''Sırtına sadece zinciri mühürlemekle kalmamışlar, tenine kilidi batırmışlar,'' dedim korku dolu bir sesle. ''Bunu çıkarabileceğimi sanmıyorum.''

''Kilidi çıkarmayacaksın. Ona dokunman yeterli.''

''Bundan emin misin,'' diye sordum endişeli bir sesle. ''Bunun bu kadar kolay olması tuhaf değil mi?''

''Kolay olacağını söylemedim,'' diyerek beni cevapladı. ''Sadece dokunmanı belirttim.''

''Bu şekilde gizemli konuşman beni ürkütüyor.''

Cevap vermeyeceğini anladığımda titreyen ellerime inat sırtında bulunan kilide dokundum. Kilidin tenine yapışan kısmına yavaş bir şekilde temas ettiğinde Fenrir'in dudaklarından dökülen anlamsız cümleleri anlamaya çabaladım, fakat uğultulardan dolayı hiçbir şeyi kavrayamıyordum.

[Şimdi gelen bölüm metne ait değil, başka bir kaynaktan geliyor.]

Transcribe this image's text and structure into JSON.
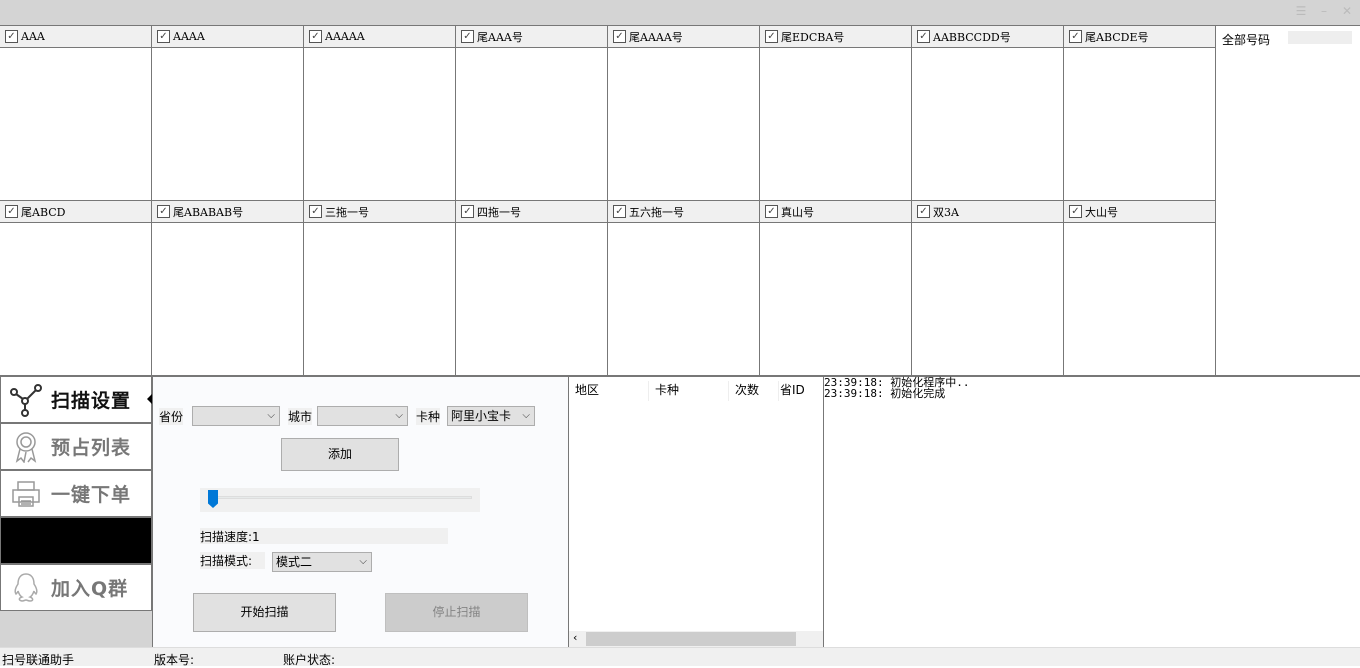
{
  "window": {
    "menu_icon": "menu-icon",
    "minimize_icon": "minimize-icon",
    "close_icon": "close-icon"
  },
  "categories_row1": [
    "AAA",
    "AAAA",
    "AAAAA",
    "尾AAA号",
    "尾AAAA号",
    "尾EDCBA号",
    "AABBCCDD号",
    "尾ABCDE号"
  ],
  "categories_row2": [
    "尾ABCD",
    "尾ABABAB号",
    "三拖一号",
    "四拖一号",
    "五六拖一号",
    "真山号",
    "双3A",
    "大山号"
  ],
  "all_numbers": {
    "label": "全部号码"
  },
  "sidebar": {
    "items": [
      {
        "label": "扫描设置",
        "icon": "network-icon",
        "active": true
      },
      {
        "label": "预占列表",
        "icon": "ribbon-icon"
      },
      {
        "label": "一键下单",
        "icon": "printer-icon"
      },
      {
        "label": ""
      },
      {
        "label": "加入Q群",
        "icon": "qq-icon"
      }
    ]
  },
  "settings": {
    "province_label": "省份",
    "province_value": "",
    "city_label": "城市",
    "city_value": "",
    "card_label": "卡种",
    "card_value": "阿里小宝卡",
    "add_button": "添加",
    "speed_slider_value": 1,
    "speed_label": "扫描速度:1",
    "mode_label": "扫描模式:",
    "mode_value": "模式二",
    "start_button": "开始扫描",
    "stop_button": "停止扫描",
    "accent": "#0078d7"
  },
  "table": {
    "columns": [
      "地区",
      "卡种",
      "次数",
      "省ID"
    ]
  },
  "log": {
    "lines": [
      "23:39:18: 初始化程序中..",
      "23:39:18: 初始化完成"
    ]
  },
  "status": {
    "app_name": "扫号联通助手",
    "version_label": "版本号:",
    "account_label": "账户状态:"
  }
}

Ona soru soracağım sırada sol kolumdan başlayan acı tüm bedenime yayıldı. Acıyı iliklerime kadar hissediyordum. Benimle birlikte Fenrir'in çığlığı mağarayı inletti. Gözlerim kararmaya başladığında gözlerimin önüne gelen karartı ile beraber vücudum uyuştu.

*
''Acılar içinde geçen her gün için ölmek isteyeceksin Fenrir.''

Karanlığın içinde yankılan sesin sahibi kimdi bilmiyorum, fakat alaylı sesi  kulağa oldukça ukalaca geliyordu. Etrafımı net görmeye başladığımda nerede olduğumu anlamak için etrafıma baktım. Tanıdık gelen duvarlarlar birlikte mağarada olduğumuzu fark ettim.

Dumanların arasında kırbaçlanan kurdu görmemle birlikte kanım dondu. O kişinin kim olduğunu biliyordum. Dev cüssesine rağmen onu saran zincirlerden kurtulamıyordu. Oraya doğru koşmak istesem bile önümde duran duvar yüzünden ilerleyemiyordum.

''Fenrir,'' diye fısıldadım sessizce.

Gözleri kırmızıya döndüğünde etrafına baktı. Beni duyduğunu düşünmüştüm, fakat yanılmıştım. Dişlerinin arasından hırladığında bedeni geriliyor, zincirleri kırmak için büyük çaba sarf ediyordu. Kendini zorladıkça zincirler bedenini sarıp onu boğuyordu. Karşısında duran iri yapılı kel adam onun çabalarına gülüyordu. Fenrir'e yaklaşıp çenesini kavradı.

''Bize Hel'in yerini söylersen bu acıya katlanmak zorunda kalmayacaksın.''

Fenrir hırladığında karşısında duran adam sinirlenip yanında duran adamın elinde ki kırbacı genişletip Fenrir'e doğru salladı. Acı içinde uluyan Fenrir ile birlikte tüm bedenim titremeye başladı.

Ona işkence çektirirken izlemek çok kötüydü. Gözlerimi yumup arkamı dönsem bile acı dolu haykırışı kulaklarımda çınlıyordu.

''Durun,'' dedim titrek bir sesle. ''Lütfen durun.''

Bu görüntüye daha fazla dayanamayacaktım. Önümde duran duvara vurmaya başladım ama hiçbir işe yaramıyordu. Kırbaçların sesi arttığında Fenrir'in solukları yavaşlamaya başladı.

Kurt formundan insan formuna dönmeye başladığında çığlıkları mağarada yankılandı. Beyaz teninden akan kan ve kara saçlarından yere damlayan ter damlalarını izledim. Üzeri çıplak olduğundan alt bölgesine bakamıyordum.

Elinde kırbaç bulunan adam sırtına bir darbe daha indirdiğinde elleri daha fazla bedenini taşıyamadı ve yere düştü. Adamın kahkahası artarken tırnaklarımı avuçlarımı kanatana  kadar sıktım.

"Hel nerede, küçük kurtçuk?"

Fenrir yerden kafasını kaldırıp kehribar rengi gözleriyle alaylı bir şekilde karşında duran adamı süzdü.